Diante de recordes de desemprego, apresentou medidas que retiravam ainda mais
proteções dos trabalhadores e assistiu passivo à renda média cair 11% no último
ano. Moradia? Desestruturou o Minha Casa, Minha Vida, cortando subsídios para
as famílias de baixa renda, exatamente quem mais precisa de ajuda.

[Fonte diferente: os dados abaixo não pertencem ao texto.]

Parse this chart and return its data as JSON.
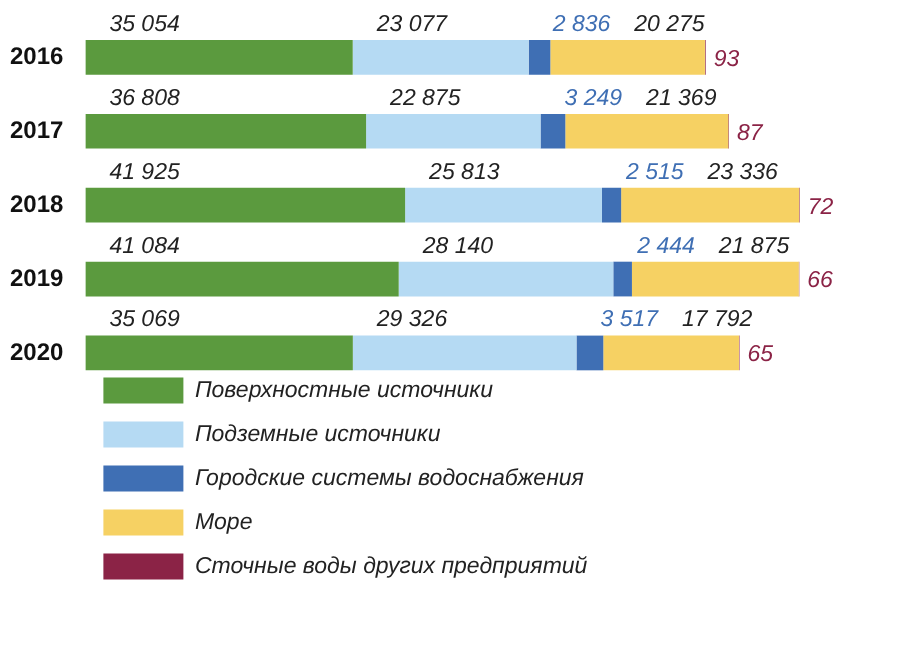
{
  "chart_data": {
    "type": "bar",
    "orientation": "horizontal",
    "stacked": true,
    "categories": [
      "2016",
      "2017",
      "2018",
      "2019",
      "2020"
    ],
    "series": [
      {
        "name": "Поверхностные источники",
        "color": "#5b9a3e",
        "values": [
          35054,
          36808,
          41925,
          41084,
          35069
        ],
        "value_labels": [
          "35 054",
          "36 808",
          "41 925",
          "41 084",
          "35 069"
        ]
      },
      {
        "name": "Подземные источники",
        "color": "#b5daf3",
        "values": [
          23077,
          22875,
          25813,
          28140,
          29326
        ],
        "value_labels": [
          "23 077",
          "22 875",
          "25 813",
          "28 140",
          "29 326"
        ]
      },
      {
        "name": "Городские системы водоснабжения",
        "color": "#3f6fb4",
        "values": [
          2836,
          3249,
          2515,
          2444,
          3517
        ],
        "value_labels": [
          "2 836",
          "3 249",
          "2 515",
          "2 444",
          "3 517"
        ]
      },
      {
        "name": "Море",
        "color": "#f6d163",
        "values": [
          20275,
          21369,
          23336,
          21875,
          17792
        ],
        "value_labels": [
          "20 275",
          "21 369",
          "23 336",
          "21 875",
          "17 792"
        ]
      },
      {
        "name": "Сточные воды других предприятий",
        "color": "#8b2346",
        "values": [
          93,
          87,
          72,
          66,
          65
        ],
        "value_labels": [
          "93",
          "87",
          "72",
          "66",
          "65"
        ]
      }
    ],
    "grid": false,
    "legend": "bottom left",
    "tick_labels": "y"
  }
}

Alimentação? Suspendeu o auxílio emergencial no momento em que a pandemia
chegava a seu auge, levando mais de 19 milhões de brasileiros a passarem fome.
Some-se a
isso uma inflação de dois dígitos especialmente violenta com quem ganha menos,
devorando suas parcas remunerações e os benefícios sociais. Comida, gasolina,
gás de cozinha, luz, tudo está mais caro e menos acessível.
Já seria
difícil conviver com um cenário de alta do petróleo no mercado internacional,
mas o presidente fez o desfavor de bombar o preço do dólar com a insegurança
trazida por suas micaretas golpistas e a incerteza da falta de rumo na
economia. Além disso, o preço da energia elétrica foi às alturas porque o
governo ignorou os alertas das mudanças climáticas e deixou os reservatórios
esvaziarem.
De acordo
com o Datafolha, divulgado nesta sexta (17), Bolsonaro segue com 53% de
rejeição, o que pode melhorar com o pagamento do Auxílio Brasil, a retomada da
economia e, com isso, de empregos, e a volta a uma vida (quase) normal com a vacinação
- não graças a ele, claro, que ainda hoje ataca imunizantes. Mas uma coisa
é uma melhora, a outra é competir com a memória de uma época em que a vida era
melhor.
Essa
comparação vem sendo sistematicamente explorada pelo ex-presidente Lula, que terminou
o seu segundo mandato com 83% de aprovação e 4% de reprovação, de acordo com
pesquisa Datafolha de dezembro de 2010. Em outras palavras, pagar um auxílio
maior que o Bolsa Família pode ajudar Bolsonaro. Mas sem um Estado que garanta
um mínimo de bem-estar social, o povo pode ser grato pelos R$ 400 e ainda assim preferir o ex.
Isso é de
difícil compreensão para um governo que prefere entregar vouchers para família
pobres pagarem creches particulares, muitas vezes instituições caça-níqueis, do
que garantir equipamentos públicos de qualidade.
Bolsonaro
vem cumprindo a promessa de reduzir a "interferência" do governo
federal na vida das pessoas. Para alguns grupos, como grileiros de terra, o
naco anacrônico do agronegócio, garimpeiros ilegais, milicianos, religiosos
ultraconservadores, defensores do armamento da população e o pessoal da extrema
direita, isso soa como música.
Mas para
a maioria dos brasileiros, a omissão do governo em garantir direitos sociais,
econômicos, ambientais e culturais é desesperadora. E esse desespero deve ser
refletir nas urnas no ano que vem, mesmo com os R$ 400 em conta. E isso se o
povão compreender que o Auxílio Brasil veio substituir o Bolsa ou é apenas mais
uma etapa temporária do auxílio emergencial.
Conforme
alertaram Mauro Paulino e Alessandro Janoni, do Datafolha, "no
levantamento atual, percebe-se que a popularidade de Bolsonaro entre os que
recebiam o Bolsa Família é seis pontos inferior à observada entre os que não
tinham o benefício, contraste que não se verifica em relação aos que já
acessaram recursos do Auxílio Brasil". Irônico que um governo
acostumado à desinformação esteja com problemas de comunicação.